Até onde vai a representatividade?


Há alguns dias, nas eternas andanças pelas redes sociais, deparei-me com uma publicação que passaria totalmente ignorada por muitas pessoas. Mas não foi. No vídeo de trinta a quarenta segundos, se não me engano, um cantor gospel convidava seus seguidores a comparecerem num congresso ou algo do tipo, mas o que chamava a atenção de milhares de pessoas não era o que ele falava, e sim como ele era. Melhor dizendo, o formato que sua cabeça tinha. Não tardou para a zoeira ser geral, com montagens e comentários associando sua cabeça a de uma peça Lego, por exemplo.

E isso trouxe à tona algumas coisas.

Primeiro, foi meio inevitável não lembrar dos "circos dos horrores", que expunha seres humanos deficientes como aberrações, anormalidades. Com a era digital a toda velocidade, o circo se arma em qualquer lugar, as ditas aberrações podem ser aquele garoto orelhudo, a menina de sobrancelhas grossas, a gorda que tem vida sexual ativa, o negro que namora uma branca, o homem com cabeça quadrada... e tudo custando o valor que se paga na mensalidade ou plano de dados de Internet.

Segundo, lembrei-me de dois fatos de minha infância e adolescência.

Um é sobre uma garota que conheci no Ensino Fundamental, quando eu cursava a sexta série (se não me engano, atualmente é o equivalente ao sétimo ano).
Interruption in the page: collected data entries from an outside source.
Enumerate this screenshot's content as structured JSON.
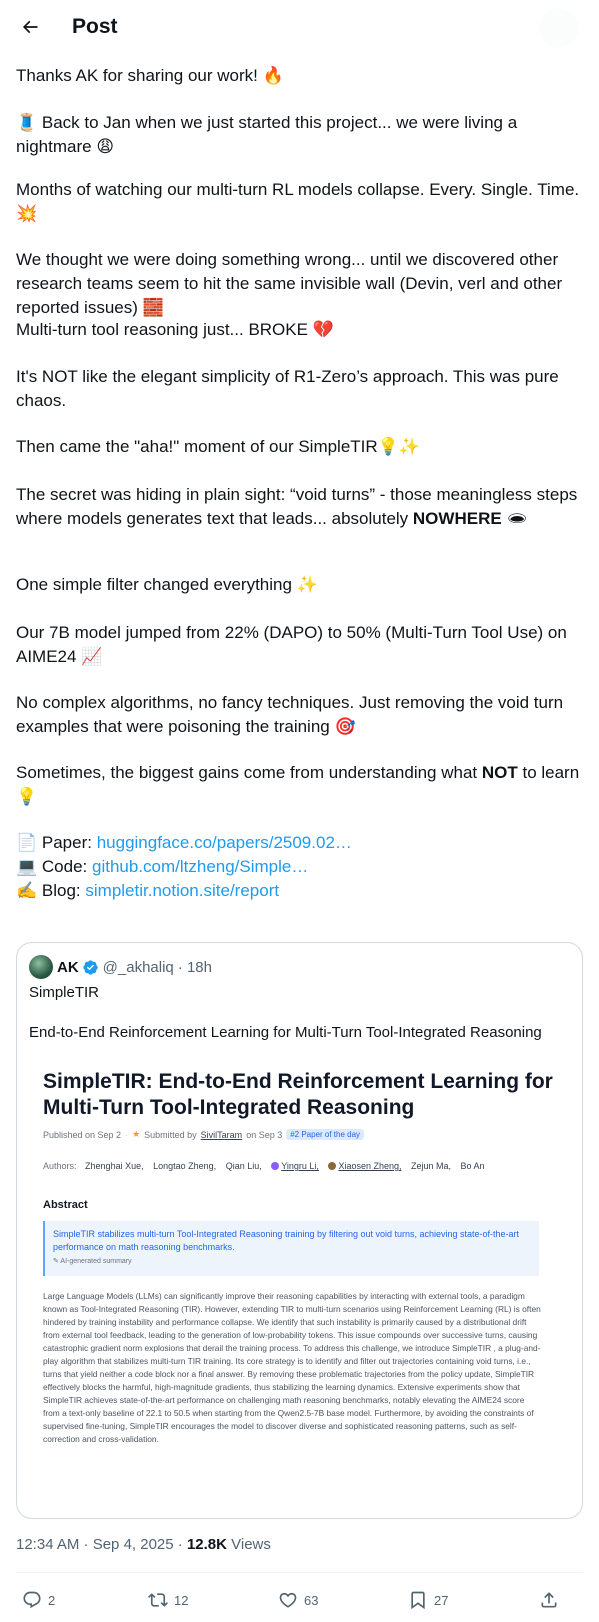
{
  "header": {
    "title": "Post"
  },
  "post": {
    "p1": "Thanks AK for sharing our work! 🔥",
    "p2": "🧵 Back to Jan when we just started this project... we were living a nightmare 😩",
    "p3": "Months of watching our multi-turn RL models collapse. Every. Single. Time. 💥",
    "p4": "We thought we were doing something wrong... until we discovered other research teams seem to hit the same invisible wall (Devin, verl and other reported issues) 🧱",
    "p5": "Multi-turn tool reasoning just... BROKE 💔",
    "p6": "It's NOT like the elegant simplicity of R1-Zero’s approach. This was pure chaos.",
    "p7": "Then came the \"aha!\" moment of our SimpleTIR💡✨",
    "p8_a": "The secret was hiding in plain sight: “void turns” - those meaningless steps where models generates text that leads... absolutely ",
    "p8_b": "NOWHERE",
    "p8_c": " 🕳",
    "p9": "One simple filter changed everything ✨",
    "p10": "Our 7B model jumped from 22% (DAPO) to 50% (Multi-Turn Tool Use) on AIME24 📈",
    "p11": "No complex algorithms, no fancy techniques. Just removing the void turn examples that were poisoning the training 🎯",
    "p12_a": "Sometimes, the biggest gains come from understanding what ",
    "p12_b": "NOT",
    "p12_c": " to learn 💡",
    "paper_label": "📄 Paper: ",
    "paper_link": "huggingface.co/papers/2509.02…",
    "code_label": "💻 Code: ",
    "code_link": "github.com/ltzheng/Simple…",
    "blog_label": "✍️ Blog: ",
    "blog_link": "simpletir.notion.site/report"
  },
  "quote": {
    "name": "AK",
    "handle": "@_akhaliq",
    "time": "· 18h",
    "text1": "SimpleTIR",
    "text2": "End-to-End Reinforcement Learning for Multi-Turn Tool-Integrated Reasoning"
  },
  "paper_img": {
    "title": "SimpleTIR: End-to-End Reinforcement Learning for Multi-Turn Tool-Integrated Reasoning",
    "published": "Published on Sep 2",
    "star": "★",
    "submitted_by": "Submitted by",
    "submitter": "SivilTaram",
    "submitted_on": "on Sep 3",
    "badge": "#2 Paper of the day",
    "authors_label": "Authors:",
    "authors": [
      "Zhenghai Xue,",
      "Longtao Zheng,",
      "Qian Liu,",
      "Yingru Li,",
      "Xiaosen Zheng,",
      "Zejun Ma,",
      "Bo An"
    ],
    "abstract_title": "Abstract",
    "summary": "SimpleTIR stabilizes multi-turn Tool-Integrated Reasoning training by filtering out void turns, achieving state-of-the-art performance on math reasoning benchmarks.",
    "ai_summary": "✎ AI-generated summary",
    "abstract": "Large Language Models (LLMs) can significantly improve their reasoning capabilities by interacting with external tools, a paradigm known as Tool-Integrated Reasoning (TIR). However, extending TIR to multi-turn scenarios using Reinforcement Learning (RL) is often hindered by training instability and performance collapse. We identify that such instability is primarily caused by a distributional drift from external tool feedback, leading to the generation of low-probability tokens. This issue compounds over successive turns, causing catastrophic gradient norm explosions that derail the training process. To address this challenge, we introduce SimpleTIR , a plug-and-play algorithm that stabilizes multi-turn TIR training. Its core strategy is to identify and filter out trajectories containing void turns, i.e., turns that yield neither a code block nor a final answer. By removing these problematic trajectories from the policy update, SimpleTIR effectively blocks the harmful, high-magnitude gradients, thus stabilizing the learning dynamics. Extensive experiments show that SimpleTIR achieves state-of-the-art performance on challenging math reasoning benchmarks, notably elevating the AIME24 score from a text-only baseline of 22.1 to 50.5 when starting from the Qwen2.5-7B base model. Furthermore, by avoiding the constraints of supervised fine-tuning, SimpleTIR encourages the model to discover diverse and sophisticated reasoning patterns, such as self-correction and cross-validation."
  },
  "meta": {
    "time": "12:34 AM · Sep 4, 2025 · ",
    "views_count": "12.8K",
    "views_label": " Views"
  },
  "actions": {
    "replies": "2",
    "reposts": "12",
    "likes": "63",
    "bookmarks": "27"
  },
  "colors": {
    "link": "#1d9bf0",
    "text": "#0f1419",
    "muted": "#536471",
    "border": "#cfd9de"
  }
}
Ela possuía fissura labiopalatal, o que a tornava, para a maioria das pessoas, uma aberração. Um simples detalhe, que pode incomodar inicialmente, é verdade, era o bastante para que definissem tudo sobre ela. Era comum ouvir que "ela até tem um corpo bonito, mas o que estraga é a cara" (vale ressaltar que, no contexto da época, a faixa etária dos estudantes do colégio era de 12 a 16 anos, então não é incomum rolar comentários sexuais entre adolescentes, moralistas). Eu não me intimidei com sua aparência ou o que diziam sobre ela, e tive uma amizade colegial muito bacana com essa garota, descobrindo gostos em comum, rindo de besteiras e descobrindo como o preconceito chegava a incomodar e como ela possuía expectativas maravilhosas sobre o que queria para o futuro. Infelizmente, não me recordo o nome dela, mas tenho certeza que, neste momento, ela esteja feliz da forma que escolheu ser (numa de nossas conversas, ela me contou que faria uma cirurgia para corrigir o defeito labial assim que tivesse 18 anos).

E o outro é sobre mim. Desde criança, e até agora, eu sempre tive imensa dificuldade em conseguir ganhar massa muscular, peso, o que seja. Magro, magérrimo. E com a cabeça um pouco desproporcional ao corpo ainda por cima. Apelidos maldosos rolavam aos montes. Piorava ainda mais por eu nunca ser fã de esportes. Os efeitos, na adolescência, foram autoestima quase zerada, dificuldades de me relacionar amorosamente com alguém, por me achar inferior, abaixo do mínimo esperado. Embora, hoje, eu esteja mais confiante quanto a alguns aspectos, resquícios de anos e anos de inferiorização insistem em continuar em mim.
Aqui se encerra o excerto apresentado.